Se ne sta parlando tanto, che forse questo intervento risulterà quanto meno superfluo. Ma sento l’esigenza di esprimere la mia opinione.
Personalmente non ricorrerei mai all’interruzione volontaria della gravidanza, tranne che nel caso di diagnosi mediche particolarmente infauste che, lo ammetto senza ipocrisie, non mi sentirei di affrontare.
D'altra parte sono anche convinta che non sia giusto mettere al mondo bambini che si sa già che non potranno avere una vita cosiddetta normale, o che addirittura ne avranno una breve e dolorosa. Fermo restando che rispetto chi la pensa in maniera diversa.
L’aborto è sempre stato praticato, fin da tempi antichissimi. Ed è storia purtroppo anche assai recente quella che racconta di interruzioni di gravidanza effettuate in condizioni igieniche precarissime con sistemi dolorosi e disumani, a cui è seguita anche la morte di tante madri.

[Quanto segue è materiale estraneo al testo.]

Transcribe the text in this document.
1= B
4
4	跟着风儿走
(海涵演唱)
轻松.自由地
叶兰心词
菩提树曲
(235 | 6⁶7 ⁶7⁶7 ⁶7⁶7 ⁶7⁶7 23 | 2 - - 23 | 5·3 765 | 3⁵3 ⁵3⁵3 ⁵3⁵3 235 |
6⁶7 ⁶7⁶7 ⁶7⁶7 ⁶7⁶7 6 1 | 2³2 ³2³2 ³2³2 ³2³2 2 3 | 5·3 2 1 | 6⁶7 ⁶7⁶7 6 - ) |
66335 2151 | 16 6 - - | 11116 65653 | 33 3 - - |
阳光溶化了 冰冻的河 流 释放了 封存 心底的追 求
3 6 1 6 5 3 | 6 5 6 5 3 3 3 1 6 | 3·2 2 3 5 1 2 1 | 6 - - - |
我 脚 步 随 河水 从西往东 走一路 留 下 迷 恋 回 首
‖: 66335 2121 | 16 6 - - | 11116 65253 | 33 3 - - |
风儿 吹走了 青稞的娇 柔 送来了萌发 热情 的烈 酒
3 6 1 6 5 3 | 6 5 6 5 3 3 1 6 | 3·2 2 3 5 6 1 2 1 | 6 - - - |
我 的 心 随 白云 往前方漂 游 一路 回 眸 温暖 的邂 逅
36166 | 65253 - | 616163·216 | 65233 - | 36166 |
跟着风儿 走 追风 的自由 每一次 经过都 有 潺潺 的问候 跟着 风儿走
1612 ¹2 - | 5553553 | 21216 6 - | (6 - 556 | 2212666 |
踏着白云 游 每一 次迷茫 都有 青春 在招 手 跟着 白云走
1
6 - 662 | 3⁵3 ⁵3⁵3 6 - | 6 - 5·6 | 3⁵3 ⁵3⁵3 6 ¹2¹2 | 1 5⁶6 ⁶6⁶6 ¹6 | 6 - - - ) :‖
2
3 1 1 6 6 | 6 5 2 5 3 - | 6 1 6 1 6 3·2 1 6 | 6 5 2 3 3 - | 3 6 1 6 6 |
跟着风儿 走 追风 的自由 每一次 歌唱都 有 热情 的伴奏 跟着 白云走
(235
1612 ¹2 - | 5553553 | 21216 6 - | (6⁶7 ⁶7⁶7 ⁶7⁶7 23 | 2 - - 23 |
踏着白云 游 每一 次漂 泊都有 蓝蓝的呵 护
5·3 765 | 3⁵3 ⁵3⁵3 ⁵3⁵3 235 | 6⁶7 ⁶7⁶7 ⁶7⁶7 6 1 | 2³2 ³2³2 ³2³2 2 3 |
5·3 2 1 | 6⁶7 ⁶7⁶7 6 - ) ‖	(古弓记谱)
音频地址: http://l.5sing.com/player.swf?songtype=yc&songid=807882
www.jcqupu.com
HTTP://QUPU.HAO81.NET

Proibire l’aborto, come vorrebbero alcuni, significherebbe semplicemente far rinascere le pratiche clandestine. Occorre dunque essere realisti e confrontarsi con i fatti.
La legge 194 non deve essere toccata. È una garanzia per le donne e per la società tutta. Per quanto atroce possa suonare.
Vorrei però spostare l’interesse su un altro aspetto. Bisognerebbe lavorare sulla prevenzione. Evitare che si verifichino almeno alcune delle circostanze che fanno sentire alcune donne costrette ad interrompere la gravidanza.
Le donne dovrebbero essere meglio informate circa i propri diritti, in particolare quello di partorire e di non riconoscere il bambino senza incorrere in alcuna sanzione.
Le donne non dovrebbero essere costrette a scegliere tra un posto di lavoro, vitale per il sostentamento della famiglia, e la maternità.
Le ragazze dovrebbero ricevere una corretta educazione sessuale per evitare le gravidanze indesiderate.
Il sostegno materiale e psicologico nei confronti delle donne che, per qualunque motivo, avessero delle incertezze sul prosieguo della gravidanza, dovrebbe essere totale. Soprattutto se mancasse quello della famiglia.
E dovrebbe essere un sostegno concreto e quanto più disinteressato possibile, non ideologico, per aiutare ogni donna, ciascuna con la propria storia personale e la propria situazione socio-economica, a compiere una scelta consapevole. Qualunque essa fosse.
Non bisogna infine dimenticare altre situazioni, come le gravidanze che derivano da violenza sessuale. Qui il discorso si fa oltremodo delicato; e in questo caso, più che mai, il rispetto dovrebbe essere massimo, e così pure il sostegno.
Se simili interventi si realizzassero, sono convinta che il numero delle interruzioni volontarie di gravidanza avrebbe un crollo.
La legge 194 è una grande conquista per qualsiasi Paese che voglia ritenersi civile; eliminandola non solo si regredirebbe di trent'anni (cosa che è nelle mire di più persone e su vari fronti) ma soprattutto si tornerebbe alle vecchie pratiche, con grandi rischi da parte delle donne che per un motivo o per l'altro vi devono ricorrere.
Come ben esposto dalla cara CuoreMagico, bisognerebbe mettere le persone in condizione di poter evitare di trovarsi davanti ad un bivio così doloroso. Come? Facendo prevenzione, informando e non dicendo semplicemente che esiste soltanto l'astensione. Sappiamo tutti che il rapporto sessuale tra due persone è la cosa più naturale che possa esserci, quindi basta con i tabù.
E poi non dimentichiamo la cosa più importante: la donna che si trova di fronte ad una scelta del genere merita rispetto e sostegno da parte di tutti; solo lei può sapere come si sente e le motivazioni che la spingono a dover scegliere". Saluti Spes
Per molti però è più facile criticare, mortificare, umiliare una donna che decide di abortire, senza offrirle nessuna concreta alternativa, che non siano chiacchiere e fumo.